Smith named Stirton Professor
It was a new email from University of Michigan-Dearborn Provost Catherine Davy. The UM-Dearborn English professor clicked on the email and had to read it twice to comprehend its message.
He was named a William E. Stirton Professor, the most prestigious honor UM-Dearborn awards to a faculty member.
“I was delighted, but very surprised,” he said.
Smith served on the review committee that selected mechanical engineering Professor Pankaj Mallick as the Stirton Professor from 2007 to 2012.
“I remember thinking, ‘Wow look at all of these people who have been nominated,’” he said. “They’re all fantastic. And I thought, ‘Maybe some day I would have a record that stood up with these people.’ But I never dreamed that I would be the next recipient. It remains a little surprising and hard to believe.”

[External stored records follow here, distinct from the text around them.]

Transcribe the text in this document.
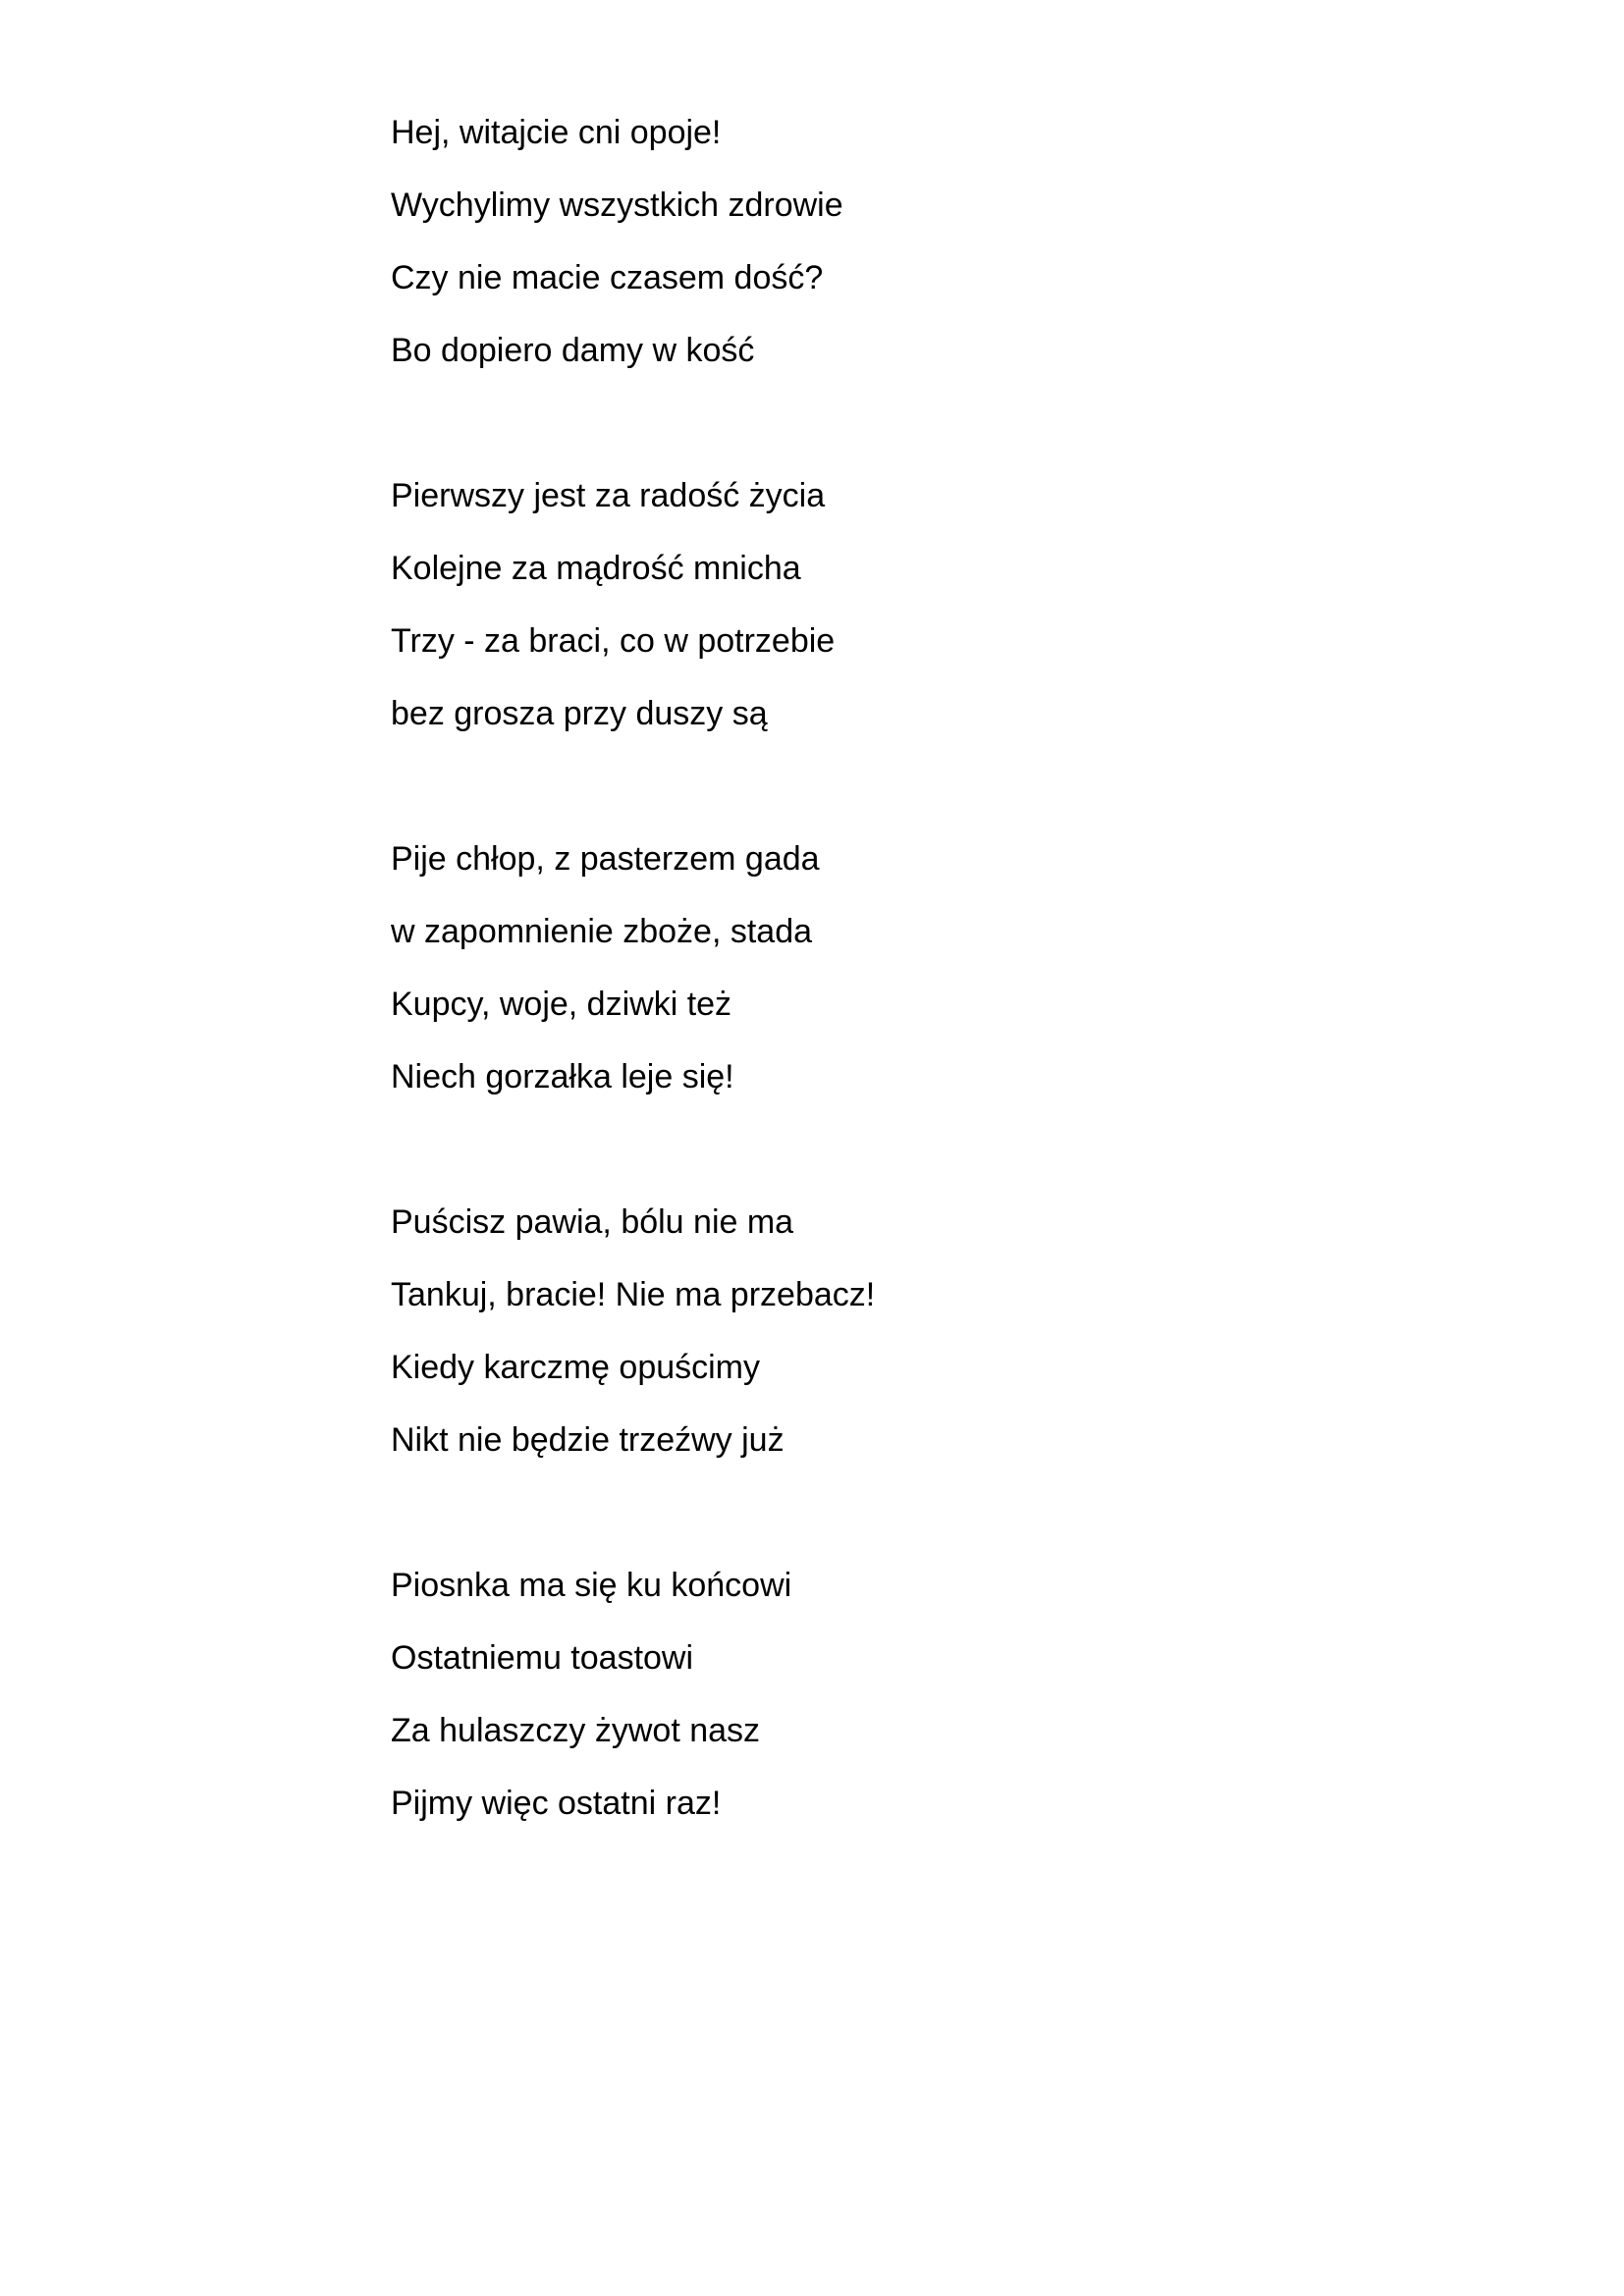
Hej, witajcie cni opoje!
Wychylimy wszystkich zdrowie
Czy nie macie czasem dość?
Bo dopiero damy w kość
Pierwszy jest za radość życia
Kolejne za mądrość mnicha
Trzy - za braci, co w potrzebie
bez grosza przy duszy są
Pije chłop, z pasterzem gada
w zapomnienie zboże, stada
Kupcy, woje, dziwki też
Niech gorzałka leje się!
Puścisz pawia, bólu nie ma
Tankuj, bracie! Nie ma przebacz!
Kiedy karczmę opuścimy
Nikt nie będzie trzeźwy już
Piosnka ma się ku końcowi
Ostatniemu toastowi
Za hulaszczy żywot nasz
Pijmy więc ostatni raz!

The University’s Board of Regents approved Smith’s appointment at its July meeting. The professorship was established in 1977 to honor Stirton, who was the first director of the Dearborn Center, “as a tribute to a distinguished educator and administrator who was an inspiration to students and faculty while at UM-Dearborn.”
Smith’s appointment takes effect on September 1 and runs through Aug. 31, 2017.
“Professor Smith epitomizes the teacher-scholar our campus values,” according to the Stirton Review Committee. “He is an outstanding scholar whose research informs his teaching and he engages his students in ways that lead to extraordinary accomplishments. He is a tireless and generous community citizen, whether the community he serves is his department, college, campus, region or profession.”
The Stirton Professorship adds to Smith’s already-impressive resume. His passion for teaching and Victorian literature also earned him a nomination for this year’s Michigan Professor of the Year award. Smith didn’t win the award, but he certainly distinguished himself among the state’s top professors.
He credits his teaching philosophy for his success.
“I think my forte has been the way in which I involve students in research and the creation of knowledge,” he said. “My pedagogy is that, wherever possible, I try to incorporate significant research projects that are published in some form. I think there’s good evidence to show that when students feel they’re writing for an audience besides their professor, that they become more invested in what they’re doing.”
The professorship recognizes faculty research, which Smith knows a thing or two about. He is the author of two books, and co-editor of a third, that address the intersections of literature and science. Smith also has published 18 refereed journal articles and a spate of critical review essays.
Smith is well known for his ability to bring together historical literary scholarship regarding science in the Victorian period. His research efforts were recognized in 2008 when UM-Dearborn honored Smith with the Distinguished Faculty Research Award.
Aside from his research and accolades, Smith also garners a great deal of respect from his colleagues, including College of Arts, Sciences, and Letters Dean Jerold Hale.
“Jonathan is the perfect choice for the Stirton Professorship,” Hale said. “His professional life is a model of balance that includes internationally recognized scholarship, teaching focused on student engagement with literature and learning, and significant service to UM-Dearborn.”